With positive trends observed in magnitude and frequency of extreme weather events, in particular for extreme heat, concurrent weather extremes causing interconnected and potentially disruptive impacts have become more common and will increase further if greenhouse gas emissions remain unmitigated8,9,50. Informed adaptation measures depend on models that simulate not just mean changes but also the changes in complex low probability but high-risk scenarios such as the concurrent and persistent extreme heat and rainfall extremes as observed e.g. in the extreme summers of 201825,51 in Europe and Russia in 201028,52, both with severe agricultural impacts53,54.
Assessing these complex risks depends upon an adequate representation of the location, magnitude, frequency and sub-seasonal distribution of extreme weather events, which may change under future emission scenarios.
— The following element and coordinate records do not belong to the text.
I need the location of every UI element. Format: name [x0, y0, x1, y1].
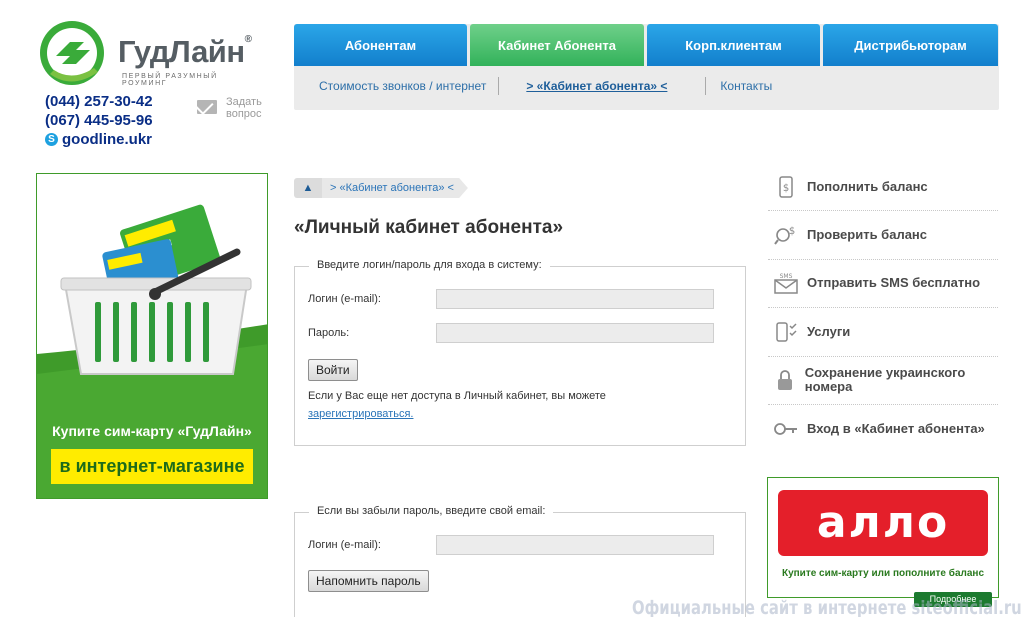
logo-icon: [40, 21, 104, 85]
tab-subscriber-cabinet[interactable]: Кабинет Абонента: [470, 24, 644, 66]
wallet-icon: $: [773, 174, 799, 200]
login-button[interactable]: Войти: [308, 359, 358, 381]
main-tabs: Абонентам Кабинет Абонента Корп.клиентам…: [294, 24, 999, 66]
contact-phones: (044) 257-30-42 (067) 445-95-96 S goodli…: [45, 92, 153, 149]
login-form: Введите логин/пароль для входа в систему…: [294, 259, 746, 446]
skype-contact[interactable]: S goodline.ukr: [45, 130, 153, 149]
subnav-call-prices[interactable]: Стоимость звонков / интернет: [319, 79, 486, 93]
login-form-legend: Введите логин/пароль для входа в систему…: [309, 259, 550, 271]
sidebar-item-label: Услуги: [807, 323, 851, 339]
svg-text:$: $: [783, 183, 789, 194]
phone-1: (044) 257-30-42: [45, 93, 153, 110]
skype-label: goodline.ukr: [62, 131, 152, 148]
login-row: Логин (e-mail):: [308, 289, 714, 309]
sidebar-item-services[interactable]: Услуги: [768, 308, 998, 357]
subnav-divider: [498, 77, 500, 95]
phone-services-icon: [773, 319, 799, 345]
sidebar-item-send-sms[interactable]: SMS Отправить SMS бесплатно: [768, 260, 998, 309]
brand-logo[interactable]: ГудЛайн® первый разумный роуминг: [36, 20, 266, 90]
sidebar-item-label: Проверить баланс: [807, 227, 928, 243]
breadcrumb-current[interactable]: > «Кабинет абонента» <: [322, 178, 468, 198]
sidebar-item-label: Сохранение украинского номера: [804, 365, 966, 395]
login-input[interactable]: [436, 289, 714, 309]
sidebar-item-label: Отправить SMS бесплатно: [807, 275, 981, 291]
ask-question-link[interactable]: Задать вопрос: [197, 96, 270, 120]
sidebar-item-label: Вход в «Кабинет абонента»: [807, 421, 985, 437]
key-icon: [773, 416, 799, 442]
envelope-icon: [197, 100, 217, 114]
register-note-text: Если у Вас еще нет доступа в Личный каби…: [308, 390, 606, 402]
phone-2: (067) 445-95-96: [45, 112, 153, 129]
remind-password-button[interactable]: Напомнить пароль: [308, 570, 429, 592]
recovery-login-label: Логин (e-mail):: [308, 539, 381, 551]
balance-search-icon: $: [773, 222, 799, 248]
allo-promo-banner[interactable]: аллo Купите сим-карту или пополните бала…: [767, 477, 999, 607]
recovery-form-legend: Если вы забыли пароль, введите свой emai…: [309, 505, 554, 517]
svg-text:$: $: [789, 226, 795, 237]
password-label: Пароль:: [308, 327, 350, 339]
svg-text:SMS: SMS: [780, 273, 793, 280]
recovery-login-row: Логин (e-mail):: [308, 535, 714, 555]
page-title: «Личный кабинет абонента»: [294, 217, 564, 238]
sim-card-promo-banner[interactable]: Купите сим-карту «ГудЛайн» в интернет-ма…: [36, 173, 268, 499]
subnav-subscriber-cabinet[interactable]: > «Кабинет абонента» <: [526, 79, 667, 93]
skype-icon: S: [45, 133, 58, 146]
subnav-contacts[interactable]: Контакты: [720, 79, 772, 93]
password-input[interactable]: [436, 323, 714, 343]
online-shop-button[interactable]: в интернет-магазине: [51, 449, 253, 484]
sidebar-item-check-balance[interactable]: $ Проверить баланс: [768, 211, 998, 260]
recovery-login-input[interactable]: [436, 535, 714, 555]
sidebar-item-keep-number[interactable]: Сохранение украинского номера: [768, 357, 998, 405]
watermark: Официальные сайт в интернете siteofficia…: [632, 597, 1022, 617]
tab-distributors[interactable]: Дистрибьюторам: [823, 24, 998, 66]
top-navigation: Абонентам Кабинет Абонента Корп.клиентам…: [294, 24, 999, 110]
password-row: Пароль:: [308, 323, 714, 343]
sidebar-item-cabinet-login[interactable]: Вход в «Кабинет абонента»: [768, 405, 998, 453]
allo-logo: аллo: [778, 490, 988, 556]
tab-subscribers[interactable]: Абонентам: [294, 24, 467, 66]
brand-tagline: первый разумный роуминг: [122, 73, 218, 87]
sidebar-item-label: Пополнить баланс: [807, 178, 928, 194]
tab-corporate-clients[interactable]: Корп.клиентам: [647, 24, 820, 66]
register-note: Если у Вас еще нет доступа в Личный каби…: [308, 387, 728, 423]
sidebar-menu: $ Пополнить баланс $ Проверить баланс SM…: [768, 163, 998, 453]
register-link[interactable]: зарегистрироваться.: [308, 405, 728, 423]
sms-icon: SMS: [773, 270, 799, 296]
subnav-divider: [705, 77, 707, 95]
promo-text: Купите сим-карту «ГудЛайн»: [52, 423, 252, 439]
registered-mark: ®: [244, 34, 252, 45]
home-icon[interactable]: ▲: [294, 178, 322, 198]
brand-name: ГудЛайн®: [118, 34, 252, 69]
allo-promo-text: Купите сим-карту или пополните баланс: [781, 568, 985, 579]
login-label: Логин (e-mail):: [308, 293, 381, 305]
ask-question-label: Задать вопрос: [226, 96, 262, 120]
lock-icon: [773, 367, 797, 393]
sidebar-item-top-up[interactable]: $ Пополнить баланс: [768, 163, 998, 212]
breadcrumb: ▲ > «Кабинет абонента» <: [294, 178, 468, 198]
sub-navigation: Стоимость звонков / интернет > «Кабинет …: [294, 76, 999, 96]
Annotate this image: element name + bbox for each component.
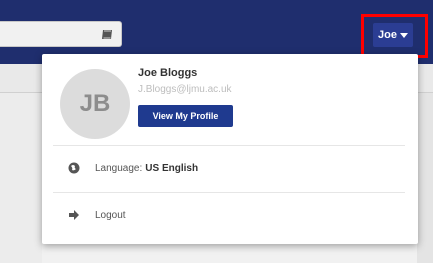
right-panel: [417, 93, 433, 263]
search-field[interactable]: [0, 21, 122, 47]
language-menu-item[interactable]: Language: US English: [68, 162, 198, 174]
logout-menu-item[interactable]: Logout: [68, 209, 126, 221]
globe-icon: [68, 162, 80, 174]
divider: [53, 145, 405, 146]
avatar-initials: JB: [79, 90, 111, 117]
language-label: Language:: [95, 162, 143, 174]
left-panel: [0, 93, 42, 263]
profile-email: J.Bloggs@ljmu.ac.uk: [138, 84, 232, 95]
highlight-box: [361, 14, 428, 58]
avatar: JB: [60, 69, 130, 139]
divider: [53, 192, 405, 193]
view-profile-button[interactable]: View My Profile: [138, 105, 233, 127]
logout-label: Logout: [95, 209, 126, 221]
sign-out-icon: [69, 210, 79, 220]
user-dropdown-menu: JB Joe Bloggs J.Bloggs@ljmu.ac.uk View M…: [42, 54, 418, 244]
book-icon[interactable]: [101, 29, 113, 40]
language-value: US English: [145, 162, 199, 174]
profile-name: Joe Bloggs: [138, 67, 198, 79]
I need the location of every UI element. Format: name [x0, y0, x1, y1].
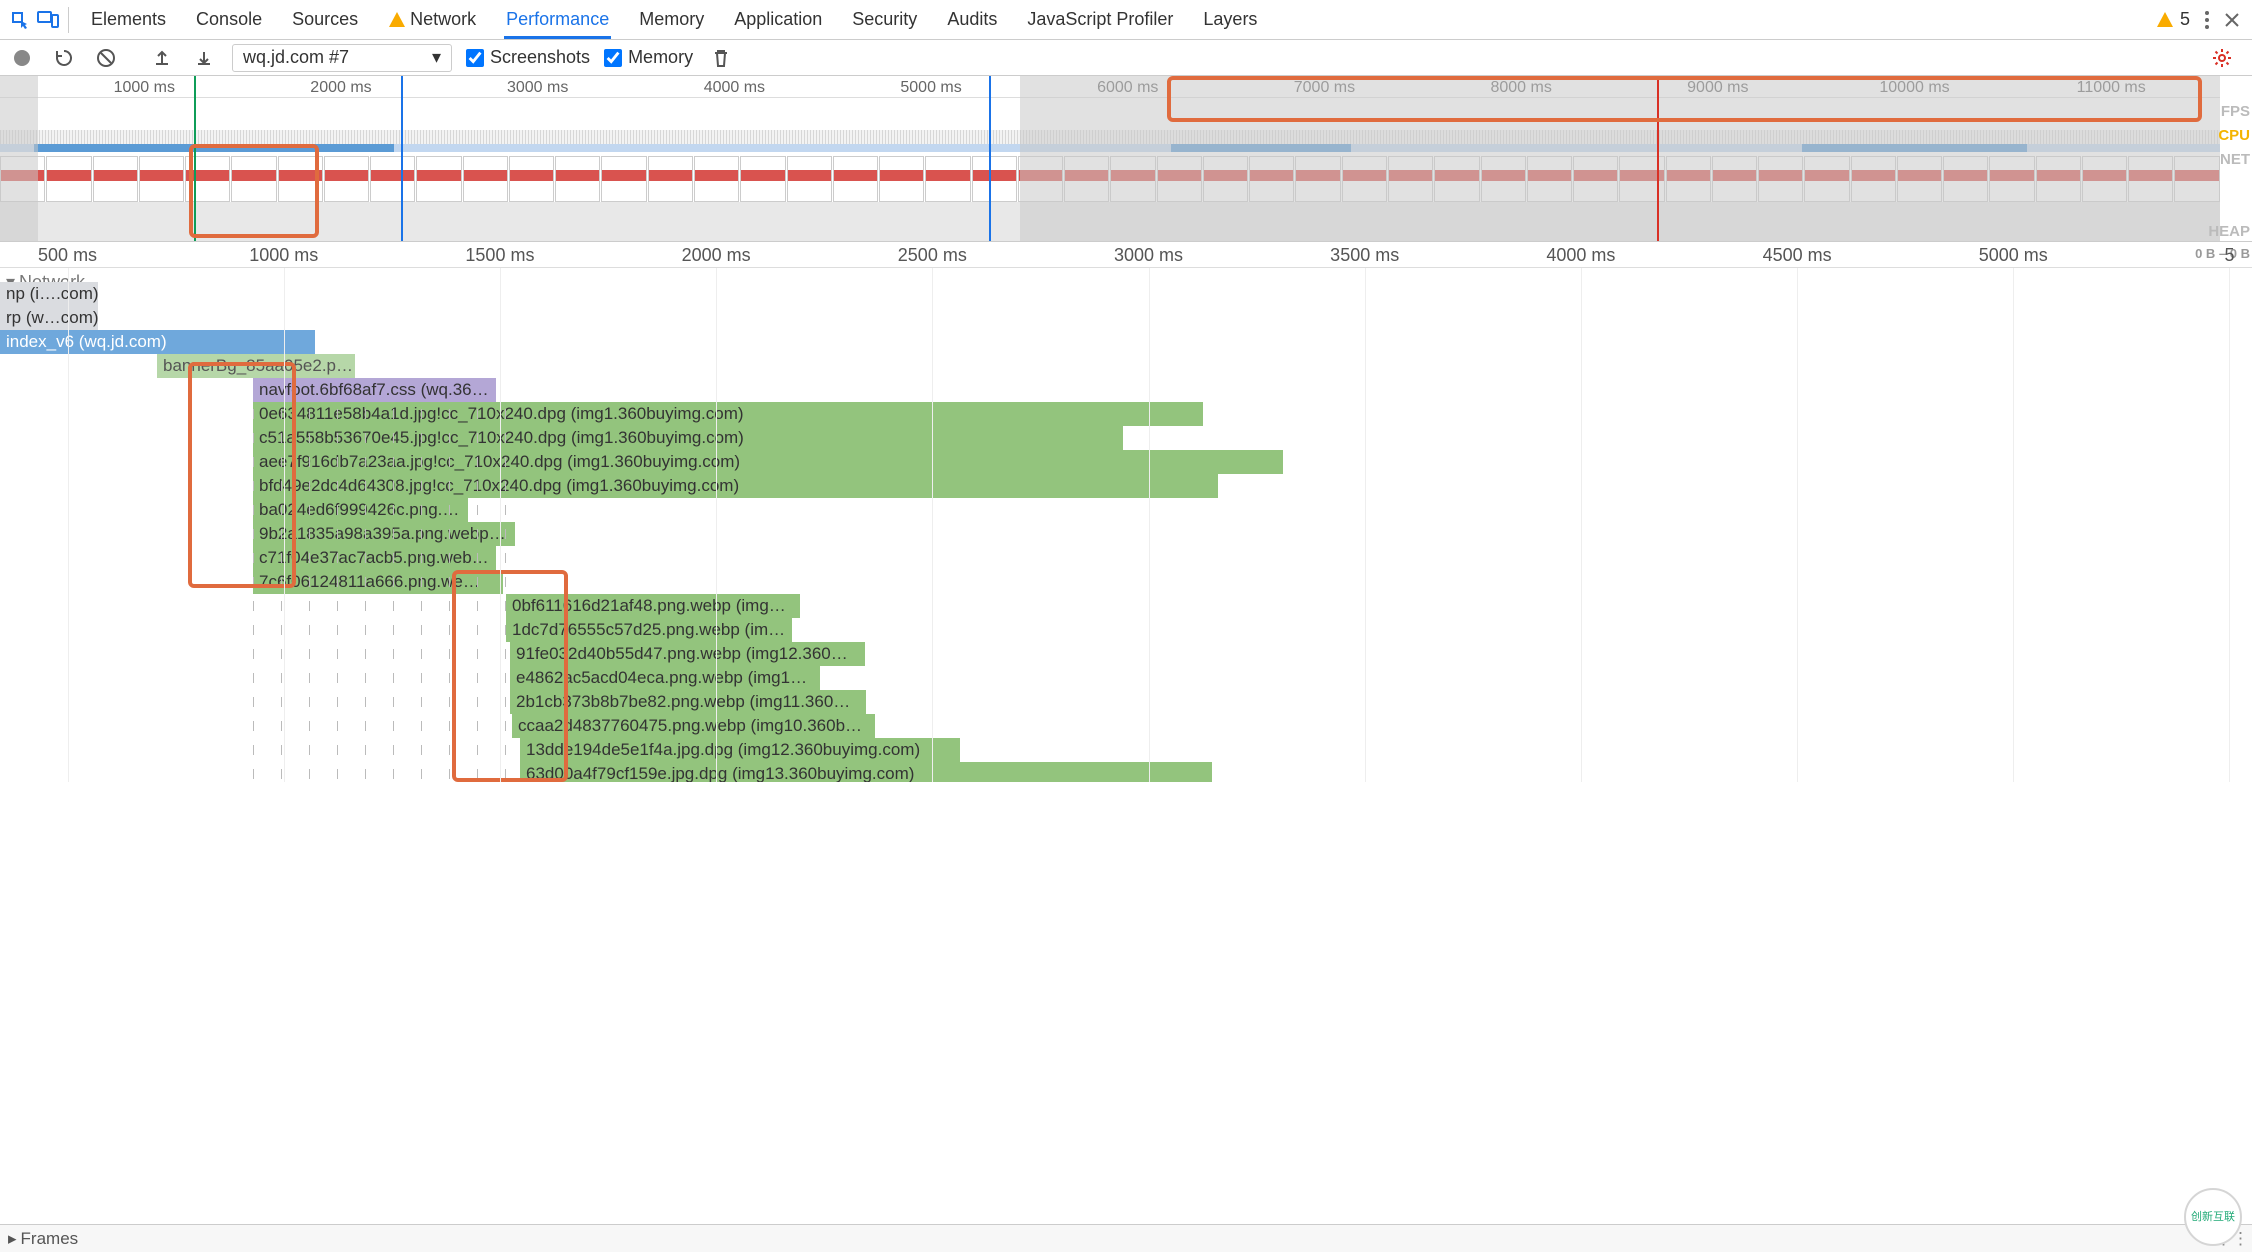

Our results highlight how the evolution of risks of multiple breadbasket failures under climate change are characterized by deep uncertainty in part due to the insufficient representation of the underlying climate impact drivers in models55. Other major observational and modelling uncertainties regarding climate change risks to global crop production include the magnitude of the CO2 fertilization effect and general changes in the hydrologic cycle. Our results point to an additional modelling uncertainty with import specifically for inter-regional crop yield covariability, which have unique consequences for the global food system. Future work should examine potential interactions among these key uncertainties, particularly the potential modulation of jet-related hazards by mean hydrologic and thermodynamic change.
While climate models have been excellent in projecting the mean response to continued anthropogenic greenhouse gas emissions56, our analysis suggests that they might provide a conservative estimate of how concurrent extreme weather events driven by specific circulation regimes might evolve in future and how they might affect regional crop yield and covariability across regions. Further we highlight that the underestimation of surface extremes identified in CMIP5 models31 and impacts on yields from their bias-adjusted output still persist in most recent climate and crop simulations. Physically constrained machine learning methods designed to maintain patterns and coherence across variables might offer an effective tool for an improved bias adjustment for more accurate impact assessments57.
Our study points towards potential high-impact blind spots in current climate risk assessments, highlighting the urgent need for more empirical and process-based research to support model improvements in the climate and agriculture domains, supplemented by expert elicitation, qualitative storylines58, and decision-centric approaches59. Evidence for high-risk blind spots such as an underestimation of synchronized harvest failures as identified here, manifests the urgency of rapid emission reductions, lest climate extremes and their complex interactions might increasingly become unmanageable.